Für gemeinsame ein­gegan­gene Schulden haf­ten bei­de Ehegat­ten gegenüber dem Gläubi­ger für die volle Summe. Die Bank kann sich aus­su­chen, von wem sie die Ge­samt­summe verlangt. Bei ei­nem gemeinsamen Kreditver­trag z.B. kann die Bank also sowohl von jedem Ehe­partner die Rückzahlung des ge­sam­ten Kredits verlan­gen. Kei­ner der bei­den Ehegat­ten kann gegenüber der Bank einwen­den, er schul­de bloß die Hälfte.

Bei­spiel Mietver­trag: ha­ben bei­de Ehegat­ten un­terschrie­ben, so kann der Vermie­ter von jedem der Ehegat­ten die volle Mie­te verlan­gen, auch wenn ei­ner der Ehegat­ten aus­gezogen ist.

Grundsätzlich hat jeder Ehegatte im Verhältnis zum an­de­ren die Schulden nur zur Hälfte zu zah­len. Hat ei­ner der Ehegat­ten die ge­samte Schuld allein gezahlt, kann er vom an­de­ren also die Hälfte als Aus­gleich verlan­gen. Die­se Aus­gleichspf­licht un­ter­ein­an­der be­steht ab der Tren­nung und kann auch rückwirkend ab dem Trennungs­zeitpunkt gel­tend gemacht wer­den!

Aus­nahmsweise kann ein Ehegatte ver­pf­lich­tet sein, die gemeinsame Schuld allein zu tra­gen, z.B., wenn die­ser Ehegatte allein die Vor­teile aus dem Schuldverhältnis zieht, d.h. wird der fi­nanzier­te PKW nur noch von ei­nem genutzt, zahlt die­ser den Kredit. Gemeinsame Schulden, die be­reits vor der Tren­nung ein­gegan­gen wur­den, können im Un­terhalt vom Ein­kommen abgezogen wer­den.

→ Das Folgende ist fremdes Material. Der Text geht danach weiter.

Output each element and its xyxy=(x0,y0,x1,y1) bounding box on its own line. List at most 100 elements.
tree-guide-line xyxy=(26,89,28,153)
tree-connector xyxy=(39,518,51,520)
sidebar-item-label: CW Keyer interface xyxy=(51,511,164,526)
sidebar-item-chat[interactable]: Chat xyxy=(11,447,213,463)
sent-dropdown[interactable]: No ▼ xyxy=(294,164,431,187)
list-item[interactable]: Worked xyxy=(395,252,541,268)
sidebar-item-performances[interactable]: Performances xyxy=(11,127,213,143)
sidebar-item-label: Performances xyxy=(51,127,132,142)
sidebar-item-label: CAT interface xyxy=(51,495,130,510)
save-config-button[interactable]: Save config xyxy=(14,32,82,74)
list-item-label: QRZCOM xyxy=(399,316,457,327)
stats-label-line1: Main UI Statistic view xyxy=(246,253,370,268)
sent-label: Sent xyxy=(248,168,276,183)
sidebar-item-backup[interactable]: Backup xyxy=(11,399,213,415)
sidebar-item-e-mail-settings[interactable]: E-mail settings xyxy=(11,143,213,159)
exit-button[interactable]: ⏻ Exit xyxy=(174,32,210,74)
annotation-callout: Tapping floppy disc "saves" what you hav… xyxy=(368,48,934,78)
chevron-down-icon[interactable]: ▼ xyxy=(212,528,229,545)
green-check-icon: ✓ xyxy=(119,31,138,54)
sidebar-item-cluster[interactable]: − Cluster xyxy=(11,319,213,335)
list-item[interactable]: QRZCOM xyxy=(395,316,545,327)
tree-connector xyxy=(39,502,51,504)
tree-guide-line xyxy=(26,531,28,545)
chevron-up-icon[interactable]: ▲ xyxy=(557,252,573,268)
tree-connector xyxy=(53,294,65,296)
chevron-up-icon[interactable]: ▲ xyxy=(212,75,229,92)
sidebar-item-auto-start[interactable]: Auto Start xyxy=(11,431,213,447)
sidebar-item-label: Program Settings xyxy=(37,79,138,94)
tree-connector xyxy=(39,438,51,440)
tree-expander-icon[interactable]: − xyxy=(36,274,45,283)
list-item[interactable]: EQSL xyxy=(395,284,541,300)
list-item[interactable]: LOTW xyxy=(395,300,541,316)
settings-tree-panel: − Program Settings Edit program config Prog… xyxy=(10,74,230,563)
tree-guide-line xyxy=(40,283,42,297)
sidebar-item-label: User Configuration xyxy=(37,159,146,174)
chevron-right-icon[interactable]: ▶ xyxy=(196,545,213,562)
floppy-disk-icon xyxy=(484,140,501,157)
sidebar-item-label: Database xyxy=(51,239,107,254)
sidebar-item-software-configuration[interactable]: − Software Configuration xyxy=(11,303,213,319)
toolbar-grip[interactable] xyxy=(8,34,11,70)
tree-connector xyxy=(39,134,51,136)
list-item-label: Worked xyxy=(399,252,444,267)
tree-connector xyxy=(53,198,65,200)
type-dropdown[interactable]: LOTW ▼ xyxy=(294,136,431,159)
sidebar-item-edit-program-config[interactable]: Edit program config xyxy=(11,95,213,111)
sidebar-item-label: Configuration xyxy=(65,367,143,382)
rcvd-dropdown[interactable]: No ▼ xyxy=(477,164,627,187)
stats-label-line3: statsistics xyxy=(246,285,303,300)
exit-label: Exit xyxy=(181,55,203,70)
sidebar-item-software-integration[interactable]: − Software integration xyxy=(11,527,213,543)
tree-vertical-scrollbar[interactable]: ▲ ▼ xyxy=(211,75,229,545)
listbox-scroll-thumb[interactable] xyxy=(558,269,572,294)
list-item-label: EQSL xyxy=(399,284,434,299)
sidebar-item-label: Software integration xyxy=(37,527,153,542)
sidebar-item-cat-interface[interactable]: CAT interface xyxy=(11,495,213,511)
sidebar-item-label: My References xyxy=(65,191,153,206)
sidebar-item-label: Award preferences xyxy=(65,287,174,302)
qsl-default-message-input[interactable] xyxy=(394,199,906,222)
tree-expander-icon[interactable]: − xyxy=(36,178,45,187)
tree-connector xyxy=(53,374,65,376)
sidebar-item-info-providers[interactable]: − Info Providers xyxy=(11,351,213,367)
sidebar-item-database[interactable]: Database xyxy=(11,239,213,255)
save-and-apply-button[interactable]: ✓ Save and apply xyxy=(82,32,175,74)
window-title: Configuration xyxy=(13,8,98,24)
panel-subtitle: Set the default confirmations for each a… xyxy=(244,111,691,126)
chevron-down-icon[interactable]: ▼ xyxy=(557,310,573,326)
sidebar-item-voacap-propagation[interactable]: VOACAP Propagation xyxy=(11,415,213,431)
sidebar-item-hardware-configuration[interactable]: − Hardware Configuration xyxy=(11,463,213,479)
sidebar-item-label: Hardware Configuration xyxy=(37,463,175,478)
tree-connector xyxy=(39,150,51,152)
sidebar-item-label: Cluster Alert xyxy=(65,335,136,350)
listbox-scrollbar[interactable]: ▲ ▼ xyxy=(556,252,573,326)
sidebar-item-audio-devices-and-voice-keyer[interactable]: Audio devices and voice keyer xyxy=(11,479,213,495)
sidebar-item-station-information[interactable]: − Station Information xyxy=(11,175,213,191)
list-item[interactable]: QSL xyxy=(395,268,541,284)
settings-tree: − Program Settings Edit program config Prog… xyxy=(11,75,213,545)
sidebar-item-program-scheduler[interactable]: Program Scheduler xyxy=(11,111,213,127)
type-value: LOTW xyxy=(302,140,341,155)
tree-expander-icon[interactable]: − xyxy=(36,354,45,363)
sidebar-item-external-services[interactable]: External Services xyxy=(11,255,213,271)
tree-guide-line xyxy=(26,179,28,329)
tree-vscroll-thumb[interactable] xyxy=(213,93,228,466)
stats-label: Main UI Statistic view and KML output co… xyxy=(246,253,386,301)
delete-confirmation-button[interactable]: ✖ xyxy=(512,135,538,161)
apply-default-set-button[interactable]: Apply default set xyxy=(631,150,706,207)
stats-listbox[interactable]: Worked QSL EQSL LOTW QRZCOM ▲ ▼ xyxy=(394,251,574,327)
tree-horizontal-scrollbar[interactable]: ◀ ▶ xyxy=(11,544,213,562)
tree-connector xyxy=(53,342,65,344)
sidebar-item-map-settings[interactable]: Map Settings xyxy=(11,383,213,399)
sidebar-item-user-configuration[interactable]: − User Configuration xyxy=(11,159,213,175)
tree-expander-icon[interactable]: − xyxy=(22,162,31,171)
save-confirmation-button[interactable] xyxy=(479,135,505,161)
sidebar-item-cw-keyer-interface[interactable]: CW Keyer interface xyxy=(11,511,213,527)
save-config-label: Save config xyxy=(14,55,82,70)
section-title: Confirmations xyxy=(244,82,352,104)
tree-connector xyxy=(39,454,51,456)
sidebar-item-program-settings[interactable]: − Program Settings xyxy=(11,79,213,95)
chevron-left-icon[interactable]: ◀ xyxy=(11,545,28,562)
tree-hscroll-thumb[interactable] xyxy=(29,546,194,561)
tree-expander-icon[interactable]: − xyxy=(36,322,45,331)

Zahlt ein Ehegatte mehr als die auf ihn ent­fal­len­de Hälfte, so kann er den vol­len von ihm gezahl­ten Be­trag abzie­hen und zahlt dann we­ni­ger Un­terhalt.

Wichtig: Wer­den gemeinsame Schulden be­reits bei der Un­terhaltsbemessung berücksichtigt, dann findet nicht noch zusätzlich ein Aus­gleich zwi­schen den Ehe­leu­ten statt.